MLD is caused by a genetic mutation that prevents the development of a crucial enzyme, leading to a build-up of fats that destroy the protective layers around the child’s nerves. The most common form of MLD affects young children, causing progressive loss of motor and cognitive functions.
Libmeldy, manufactured by UK-based pharmaceutical firm Orchard Therapeutics, is a revolutionary gene therapy treatment that offers hope for children diagnosed with MLD. This one-time treatment works by correcting the underlying cause of the disease. The life-saving therapy involves removing the child’s stem cells, replacing the faulty gene that causes MLD, and then re-injecting the treated cells into the patient.
The treatment is now available on the NHS as a specialist service, being delivered at the Royal Manchester Children’s Hospital (RMCH) in collaboration with Manchester’s Centre for Genomic Medicine at Saint Mary’s Hospital. RMCH is one of just five European sites administering the treatment and the only site in the UK.
Libmeldy comes with a list price of £2.8 million, making it one of the most expensive drugs in the world. However, NHS England has negotiated a significant confidential discount to make the treatment available to NHS patients. The treatment is available to babies and young children with no clinical signs or symptoms, as well as those with early symptoms of the condition, provided they can still walk independently and show no evidence of cognitive decline.
The first child in the UK to receive Libmeldy outside of a clinical trial was a 19-month-old girl named Teddi. Her treatment began when she was 12 months old, with stem cell removal in June, followed by the transplant in August. Several months after the procedure, Teddi has fully recovered and is showing no signs of the devastating disease she was born with.

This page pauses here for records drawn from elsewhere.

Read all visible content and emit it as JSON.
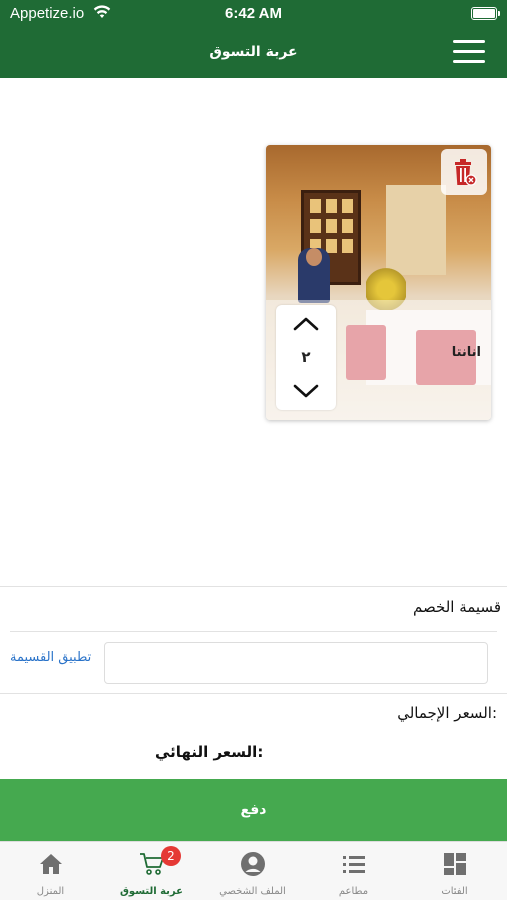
{
  "status_bar": {
    "carrier": "Appetize.io",
    "time": "6:42 AM"
  },
  "header": {
    "title": "عربة التسوق"
  },
  "cart_item": {
    "name": "انانتا",
    "quantity": "٢"
  },
  "coupon": {
    "label": "قسيمة الخصم",
    "placeholder": "",
    "apply_label": "تطبيق القسيمة"
  },
  "totals": {
    "total_label": "السعر الإجمالي:",
    "final_label": "السعر النهائي:"
  },
  "pay_button": {
    "label": "دفع"
  },
  "tabbar": {
    "cart_badge": "2",
    "tabs": [
      {
        "label": "المنزل",
        "icon": "home-icon"
      },
      {
        "label": "عربة التسوق",
        "icon": "cart-icon"
      },
      {
        "label": "الملف الشخصي",
        "icon": "profile-icon"
      },
      {
        "label": "مطاعم",
        "icon": "list-icon"
      },
      {
        "label": "الفئات",
        "icon": "grid-icon"
      }
    ]
  },
  "colors": {
    "primary": "#1f6b35",
    "pay": "#45a94f",
    "link": "#2a73c9",
    "badge": "#e53935",
    "delete": "#c62828"
  }
}
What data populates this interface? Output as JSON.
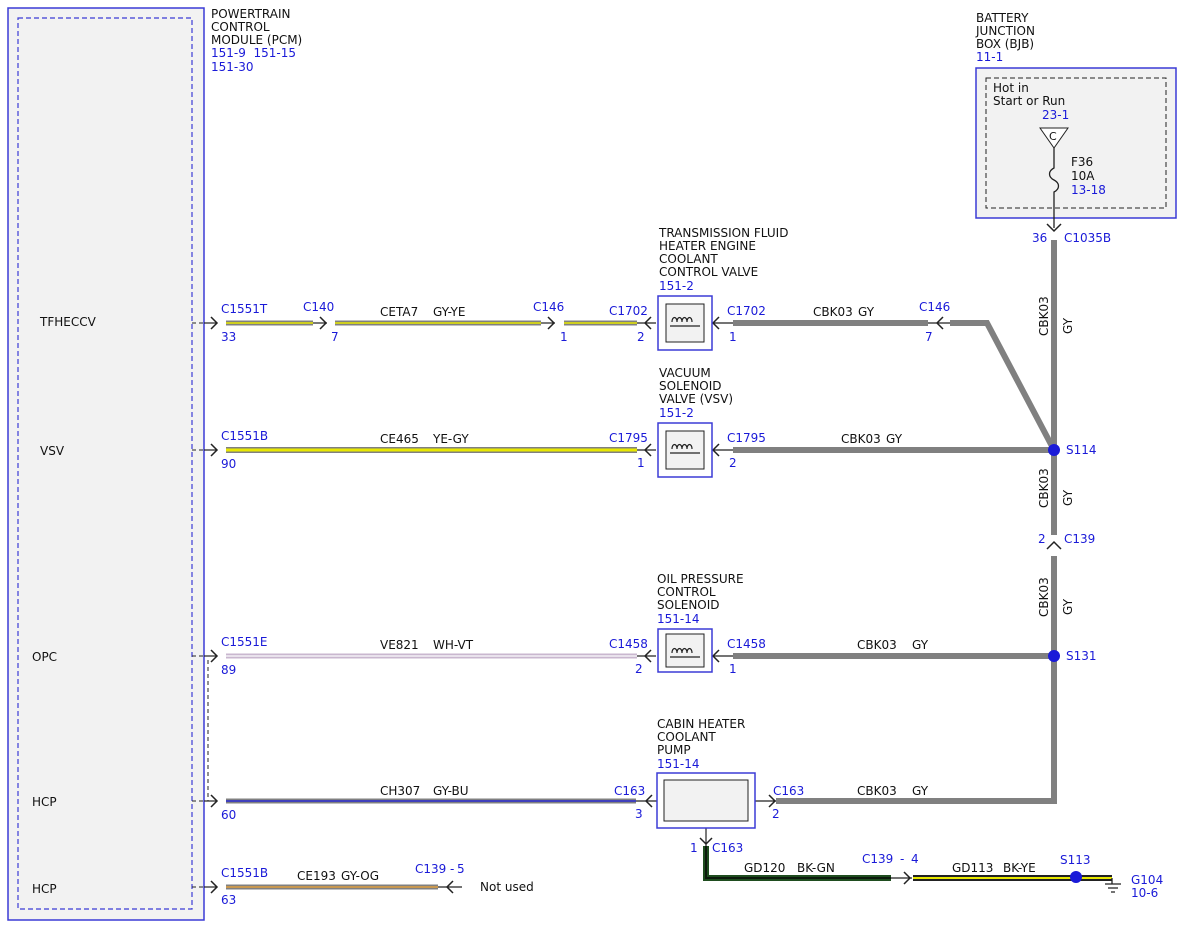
{
  "colors": {
    "ref_blue": "#1a1ad8",
    "module_border": "#3b3bd6",
    "module_fill": "#f2f2f2",
    "gray_wire": "#808080",
    "yellow": "#e8e800",
    "green_wire": "#1f4d1f"
  },
  "pcm": {
    "title_lines": [
      "POWERTRAIN",
      "CONTROL",
      "MODULE (PCM)"
    ],
    "refs": [
      "151-9  151-15",
      "151-30"
    ],
    "pins": [
      "TFHECCV",
      "VSV",
      "OPC",
      "HCP",
      "HCP"
    ]
  },
  "bjb": {
    "title_lines": [
      "BATTERY",
      "JUNCTION",
      "BOX (BJB)"
    ],
    "ref": "11-1",
    "hot_lines": [
      "Hot in",
      "Start or Run"
    ],
    "hot_ref": "23-1",
    "bus": "C",
    "fuse_name": "F36",
    "fuse_rating": "10A",
    "fuse_ref": "13-18",
    "conn_pin": "36",
    "conn": "C1035B"
  },
  "components": {
    "tfh": {
      "title_lines": [
        "TRANSMISSION FLUID",
        "HEATER ENGINE",
        "COOLANT",
        "CONTROL VALVE"
      ],
      "ref": "151-2"
    },
    "vsv": {
      "title_lines": [
        "VACUUM",
        "SOLENOID",
        "VALVE (VSV)"
      ],
      "ref": "151-2"
    },
    "opc": {
      "title_lines": [
        "OIL PRESSURE",
        "CONTROL",
        "SOLENOID"
      ],
      "ref": "151-14"
    },
    "pump": {
      "title_lines": [
        "CABIN HEATER",
        "COOLANT",
        "PUMP"
      ],
      "ref": "151-14"
    }
  },
  "circuits": {
    "r1": {
      "pcm_conn": "C1551T",
      "pcm_pin": "33",
      "c140": "C140",
      "c140_pin": "7",
      "wire": "CETA7",
      "color": "GY-YE",
      "c146": "C146",
      "c146_pin": "1",
      "comp_left": "C1702",
      "comp_left_pin": "2",
      "comp_right": "C1702",
      "comp_right_pin": "1",
      "right_wire": "CBK03",
      "right_color": "GY",
      "c146b": "C146",
      "c146b_pin": "7"
    },
    "r2": {
      "pcm_conn": "C1551B",
      "pcm_pin": "90",
      "wire": "CE465",
      "color": "YE-GY",
      "comp_left": "C1795",
      "comp_left_pin": "1",
      "comp_right": "C1795",
      "comp_right_pin": "2",
      "right_wire": "CBK03",
      "right_color": "GY"
    },
    "r3": {
      "pcm_conn": "C1551E",
      "pcm_pin": "89",
      "wire": "VE821",
      "color": "WH-VT",
      "comp_left": "C1458",
      "comp_left_pin": "2",
      "comp_right": "C1458",
      "comp_right_pin": "1",
      "right_wire": "CBK03",
      "right_color": "GY"
    },
    "r4": {
      "pcm_pin": "60",
      "wire": "CH307",
      "color": "GY-BU",
      "comp_left": "C163",
      "comp_left_pin": "3",
      "comp_right": "C163",
      "comp_right_pin": "2",
      "right_wire": "CBK03",
      "right_color": "GY",
      "bottom_pin": "1",
      "bottom_conn": "C163"
    },
    "r5": {
      "pcm_conn": "C1551B",
      "pcm_pin": "63",
      "wire": "CE193",
      "color": "GY-OG",
      "end_conn": "C139",
      "end_dash": "-",
      "end_pin": "5",
      "note": "Not used"
    },
    "ground": {
      "wire1": "GD120",
      "color1": "BK-GN",
      "conn": "C139",
      "dash": "-",
      "conn_pin": "4",
      "wire2": "GD113",
      "color2": "BK-YE",
      "splice": "S113",
      "ground": "G104",
      "ground_ref": "10-6"
    },
    "trunk": {
      "seg1_wire": "CBK03",
      "seg1_color": "GY",
      "s114": "S114",
      "seg2_wire": "CBK03",
      "seg2_color": "GY",
      "c139_pin": "2",
      "c139": "C139",
      "seg3_wire": "CBK03",
      "seg3_color": "GY",
      "s131": "S131"
    }
  }
}
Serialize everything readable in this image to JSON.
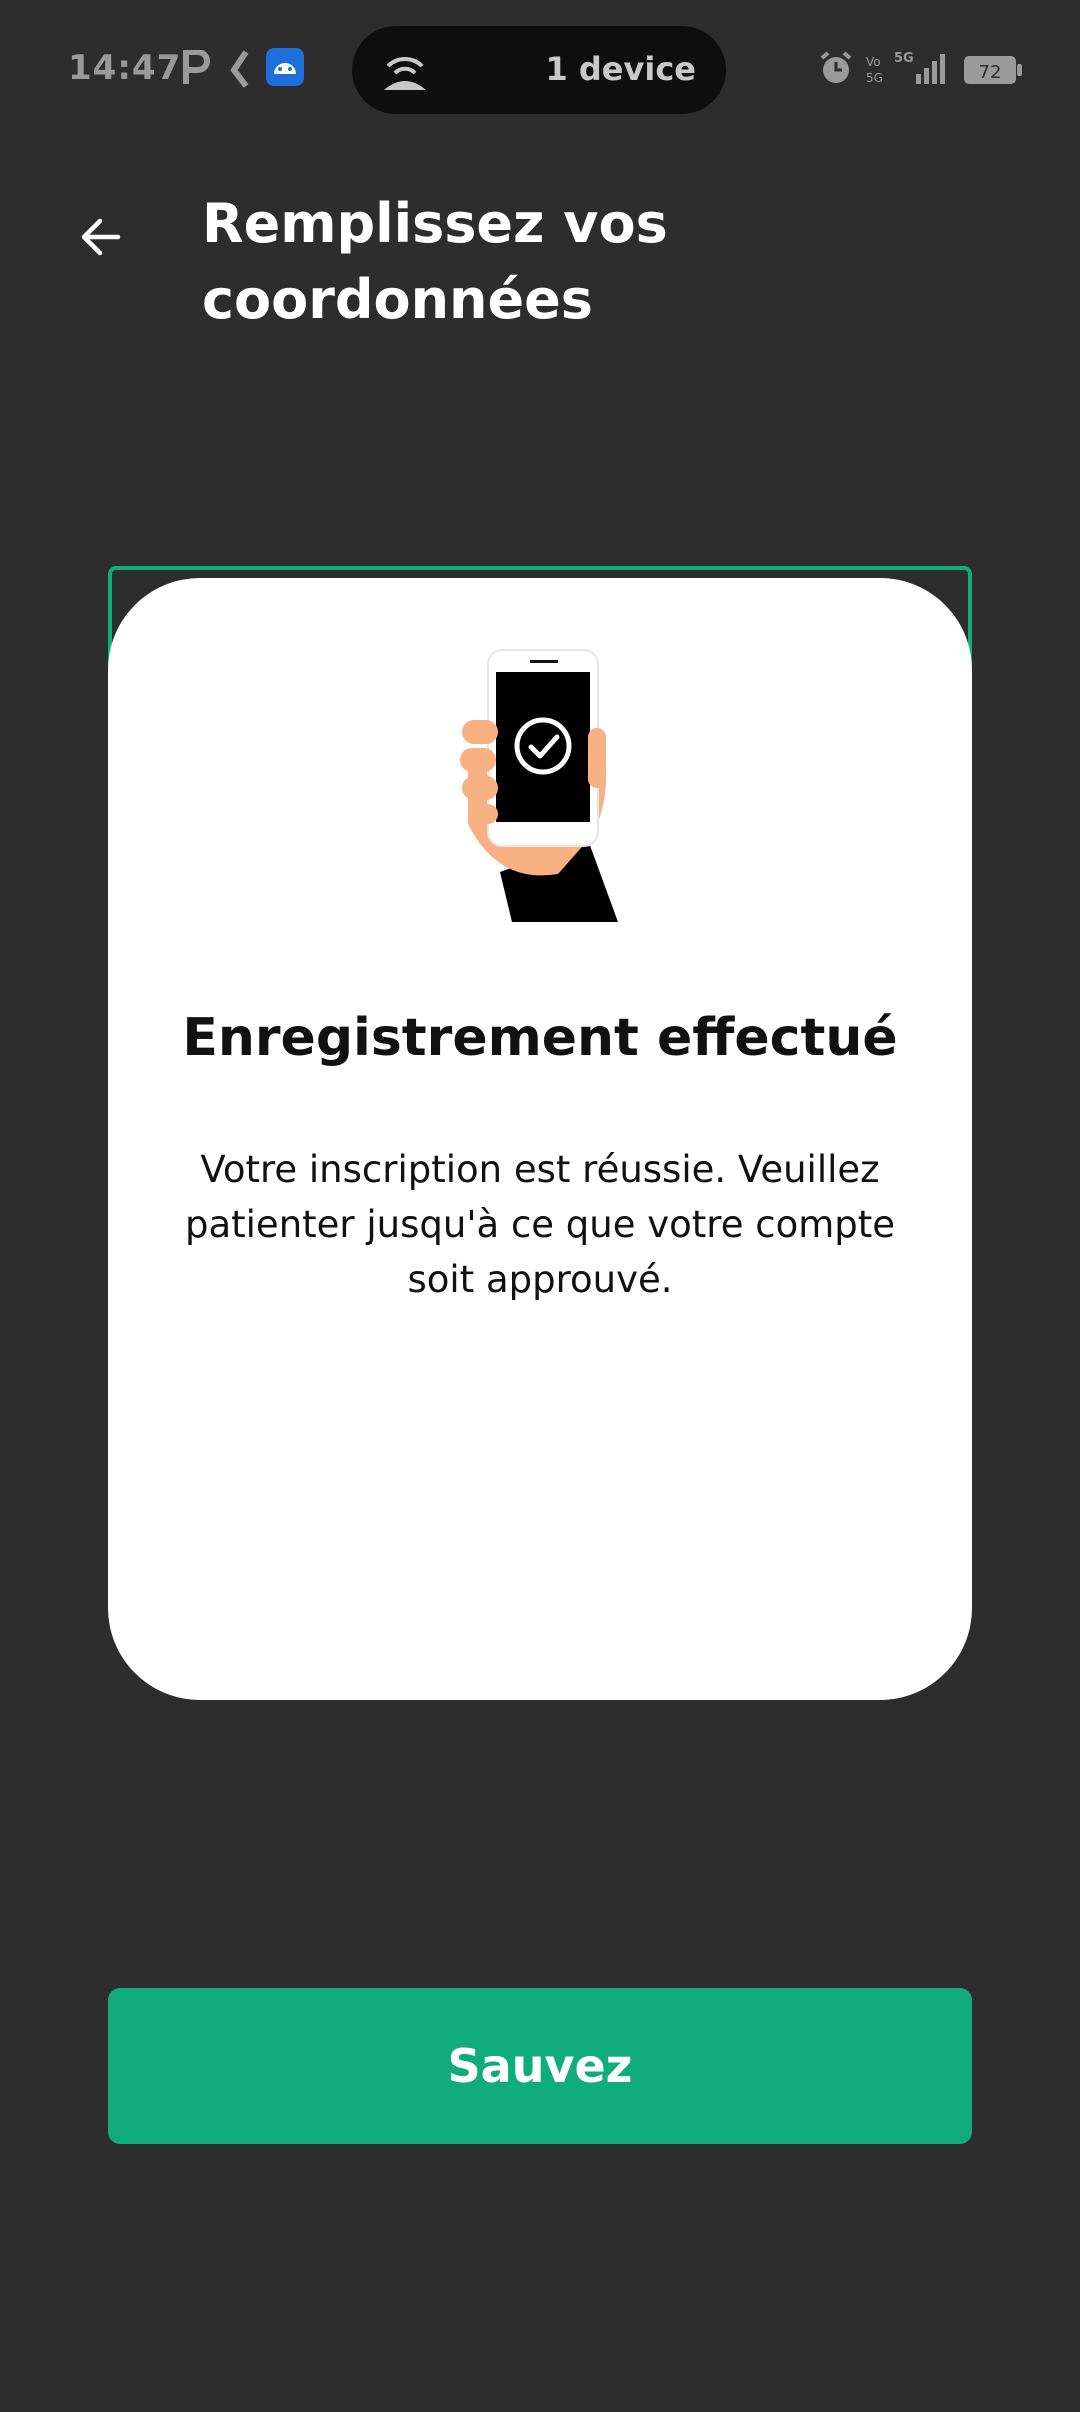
{
  "status_bar": {
    "time": "14:47",
    "battery": "72",
    "hotspot_label": "1 device",
    "network": "5G"
  },
  "header": {
    "title": "Remplissez vos coordonnées",
    "back_icon": "arrow-left-icon"
  },
  "card": {
    "title": "Enregistrement effectué",
    "message": "Votre inscription est réussie. Veuillez patienter jusqu'à ce que votre compte soit approuvé.",
    "illustration": "hand-holding-phone-check-icon"
  },
  "actions": {
    "save_label": "Sauvez"
  },
  "colors": {
    "background": "#2d2d2d",
    "accent": "#10ad7b",
    "card": "#ffffff"
  }
}
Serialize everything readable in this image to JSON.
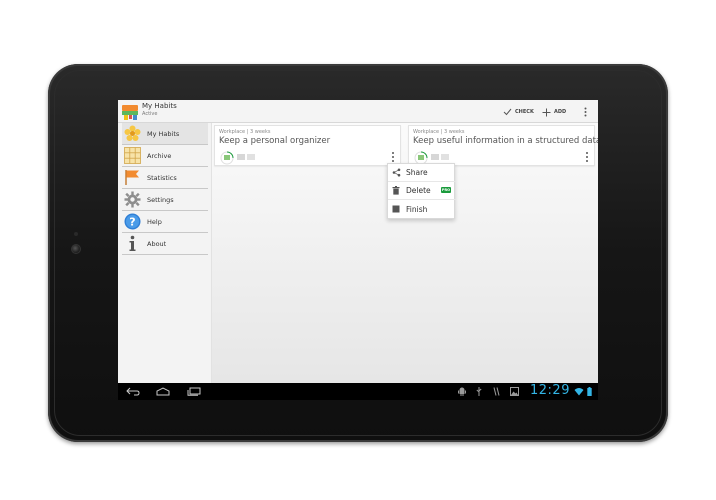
{
  "app": {
    "title": "My Habits",
    "subtitle": "Active",
    "accent": "#33b5e5",
    "brand_green": "#1a9b3c"
  },
  "actionbar": {
    "check_label": "CHECK",
    "add_label": "ADD",
    "check_icon": "checkmark-icon",
    "add_icon": "plus-icon",
    "overflow_icon": "overflow-menu-icon"
  },
  "sidebar": {
    "items": [
      {
        "label": "My Habits",
        "icon": "flower-icon",
        "active": true
      },
      {
        "label": "Archive",
        "icon": "grid-icon",
        "active": false
      },
      {
        "label": "Statistics",
        "icon": "flag-icon",
        "active": false
      },
      {
        "label": "Settings",
        "icon": "gear-icon",
        "active": false
      },
      {
        "label": "Help",
        "icon": "help-icon",
        "active": false
      },
      {
        "label": "About",
        "icon": "info-icon",
        "active": false
      }
    ]
  },
  "habits": [
    {
      "meta": "Workplace | 3 weeks",
      "title": "Keep a personal organizer"
    },
    {
      "meta": "Workplace | 3 weeks",
      "title": "Keep useful information in a structured data ..."
    }
  ],
  "popup_menu": {
    "items": [
      {
        "label": "Share",
        "icon": "share-icon"
      },
      {
        "label": "Delete",
        "icon": "trash-icon",
        "badge": "PRO"
      },
      {
        "label": "Finish",
        "icon": "stop-icon"
      }
    ]
  },
  "system": {
    "clock": "12:29",
    "nav": [
      "back-icon",
      "home-icon",
      "recents-icon"
    ],
    "status": [
      "android-debug-icon",
      "usb-icon",
      "sync-icon",
      "image-icon",
      "wifi-icon",
      "battery-icon"
    ]
  }
}
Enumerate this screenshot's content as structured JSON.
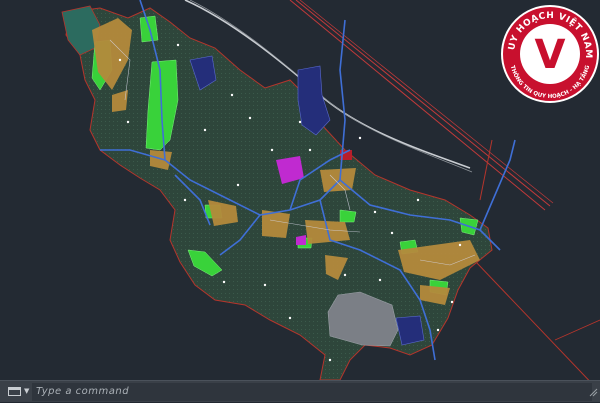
{
  "command_line": {
    "placeholder": "Type a command",
    "icon": "command-line-icon"
  },
  "logo": {
    "top_text": "QUY HOẠCH VIỆT NAM",
    "bottom_text": "THÔNG TIN QUY HOẠCH - HẠ TẦNG",
    "letter": "V",
    "colors": {
      "ring": "#c8102e",
      "inner": "#ffffff",
      "letter": "#c8102e"
    }
  },
  "map_colors": {
    "territory": "#2f4a3e",
    "boundary": "#b5352c",
    "roads": "#3f6fd6",
    "settlement": "#b48a3c",
    "green": "#39d23a",
    "magenta": "#c02ad0",
    "navy": "#242e7a",
    "gray_zone": "#7b7f86",
    "rail": "#c23a3a"
  }
}
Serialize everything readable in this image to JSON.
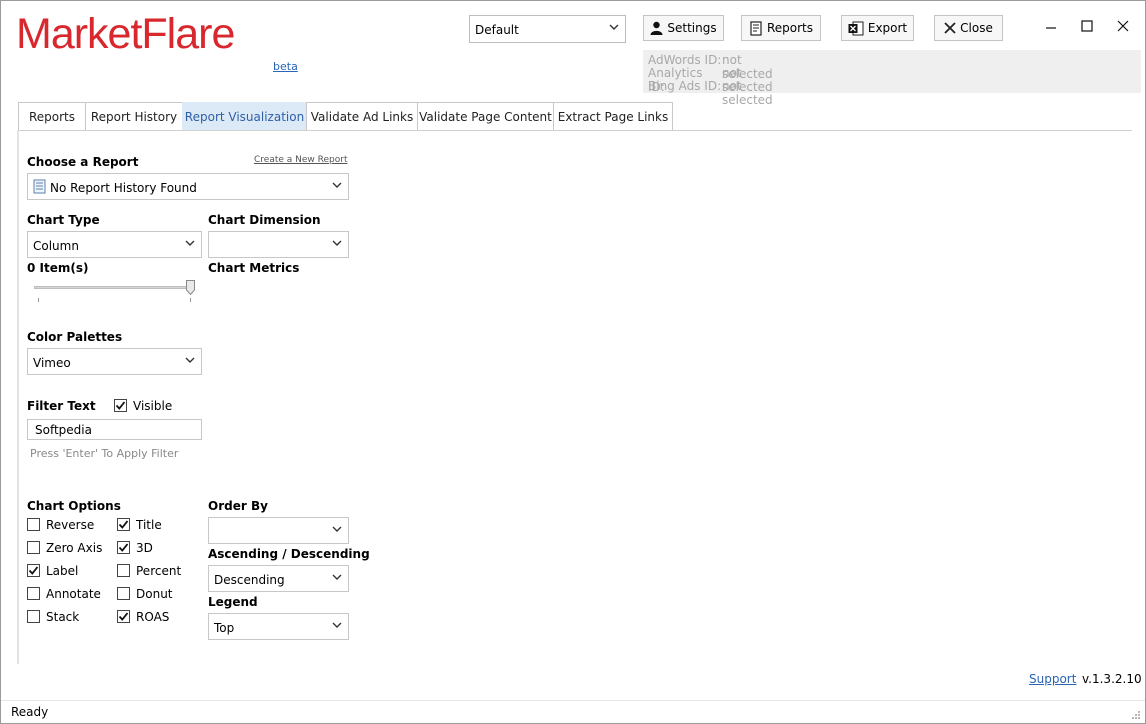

Professor Rob Wynn, Consultant Paediatric Haematologist at RMCH, described the ability to offer this treatment as “an exciting experience” that will “transform outcomes for patients with MLD”. Similarly, Professor Simon Jones, Consultant in Paediatric Inherited Metabolic Disease, emphasized the enormous welcome of being able to offer Libmeldy treatment via the NHS, noting that previously there were no approved treatment options available for MLD.
The availability of Libmeldy on the NHS represents a significant breakthrough in the treatment of MLD. It offers hope to families affected by this devastating condition and demonstrates the NHS’s commitment to providing cutting-edge treatments and therapies for patients with rare diseases.